= Philip Mennell =

Australian journalist and writer (1851–1905)

Philip Dearman Mennell (10 March 1851 – 19 October 1905) was an English-born encyclopaedist, journalist and newspaper owner, active in Australia, author of the Dictionary of Australasian Biography (1892).

==Early life==
Mennell was born in Newcastle upon Tyne in England, the fourth son of George Mennell, a cokemaker, and his wife Hannah, née Tuke.

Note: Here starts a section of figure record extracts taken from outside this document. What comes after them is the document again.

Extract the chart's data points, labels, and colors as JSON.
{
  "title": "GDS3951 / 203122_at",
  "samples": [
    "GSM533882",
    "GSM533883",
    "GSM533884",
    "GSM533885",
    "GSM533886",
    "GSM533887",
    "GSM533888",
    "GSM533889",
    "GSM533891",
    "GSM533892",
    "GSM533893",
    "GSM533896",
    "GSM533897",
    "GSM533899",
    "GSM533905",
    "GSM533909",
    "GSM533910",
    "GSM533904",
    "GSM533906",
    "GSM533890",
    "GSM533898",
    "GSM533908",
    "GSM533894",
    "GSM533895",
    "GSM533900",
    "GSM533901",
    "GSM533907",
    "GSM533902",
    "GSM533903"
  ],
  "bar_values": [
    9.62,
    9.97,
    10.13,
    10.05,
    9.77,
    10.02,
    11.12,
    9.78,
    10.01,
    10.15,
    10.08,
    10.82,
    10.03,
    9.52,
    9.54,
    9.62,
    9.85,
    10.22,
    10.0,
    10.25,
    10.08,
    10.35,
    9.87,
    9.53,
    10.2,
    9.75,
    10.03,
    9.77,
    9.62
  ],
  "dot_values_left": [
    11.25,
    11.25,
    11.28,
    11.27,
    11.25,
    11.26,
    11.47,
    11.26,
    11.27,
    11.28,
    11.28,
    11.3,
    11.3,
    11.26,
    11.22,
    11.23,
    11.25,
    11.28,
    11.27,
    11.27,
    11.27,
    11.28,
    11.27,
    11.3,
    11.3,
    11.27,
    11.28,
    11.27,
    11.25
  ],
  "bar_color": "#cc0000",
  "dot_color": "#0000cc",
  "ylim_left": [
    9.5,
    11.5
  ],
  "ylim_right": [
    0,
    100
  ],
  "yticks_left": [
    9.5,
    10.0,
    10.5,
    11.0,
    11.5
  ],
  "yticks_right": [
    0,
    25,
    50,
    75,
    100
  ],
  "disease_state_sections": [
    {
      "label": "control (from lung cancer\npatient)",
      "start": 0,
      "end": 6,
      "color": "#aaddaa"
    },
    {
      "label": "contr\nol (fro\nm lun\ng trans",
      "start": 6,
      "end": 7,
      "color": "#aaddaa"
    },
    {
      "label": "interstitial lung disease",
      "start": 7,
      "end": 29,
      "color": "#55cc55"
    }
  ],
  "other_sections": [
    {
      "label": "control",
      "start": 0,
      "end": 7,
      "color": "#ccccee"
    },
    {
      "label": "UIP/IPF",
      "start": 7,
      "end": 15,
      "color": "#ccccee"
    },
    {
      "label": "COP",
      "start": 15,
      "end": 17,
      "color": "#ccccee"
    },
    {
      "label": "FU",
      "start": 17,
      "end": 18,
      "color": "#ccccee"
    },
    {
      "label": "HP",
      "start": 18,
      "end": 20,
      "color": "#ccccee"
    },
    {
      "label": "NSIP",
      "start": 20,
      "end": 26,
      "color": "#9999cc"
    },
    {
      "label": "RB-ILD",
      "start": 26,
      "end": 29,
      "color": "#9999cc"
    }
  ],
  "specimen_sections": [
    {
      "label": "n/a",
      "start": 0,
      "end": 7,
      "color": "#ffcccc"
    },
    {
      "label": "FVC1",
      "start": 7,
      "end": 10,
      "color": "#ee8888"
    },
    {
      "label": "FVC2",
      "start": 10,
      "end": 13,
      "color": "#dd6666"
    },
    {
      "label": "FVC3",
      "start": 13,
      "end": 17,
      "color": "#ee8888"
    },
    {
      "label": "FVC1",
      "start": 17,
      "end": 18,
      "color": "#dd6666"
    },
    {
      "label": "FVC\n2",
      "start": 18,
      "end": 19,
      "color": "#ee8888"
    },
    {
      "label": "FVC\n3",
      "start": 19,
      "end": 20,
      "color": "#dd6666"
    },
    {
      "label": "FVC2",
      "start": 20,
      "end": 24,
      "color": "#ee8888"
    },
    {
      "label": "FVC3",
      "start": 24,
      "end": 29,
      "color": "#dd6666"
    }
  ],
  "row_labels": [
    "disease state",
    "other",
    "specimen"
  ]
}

Philip was the grandson of Samuel Tuke, the Quaker philanthropist and mental-health reformer.

Mennell was privately educated and published Lord John Manners, a Political Biography in 1872. Mennell studied law, was admitted as a solicitor, but soon afterward migrated to Victoria, Australia.

==Career==
From May 1877, Mennell printed and published the Bairnsdale Advertiser, becoming part-owner in 1879. In 1882, Mennell left for Melbourne and worked for The Age as acting sub-editor and leader-writer.

Mennell returned to London in 1883 and represented The Ages cable syndicate. In 1891 Mennell revisited Australia as special correspondent for the Daily Chronicle. The following year he published his Dictionary of Australasian Biography, sub-titled Comprising Notices of Eminent Colonists From the Inauguration of Responsible Government Down to the Present Time, which contained over 1500 entries. Mennell also published The Coming Colony in 1892, on Western Australia.

Mennell was also editor-proprietor of the British Australasian and New Zealand Mail from December 1892 until shortly before his death. He died in London, England, on 19 October 1905.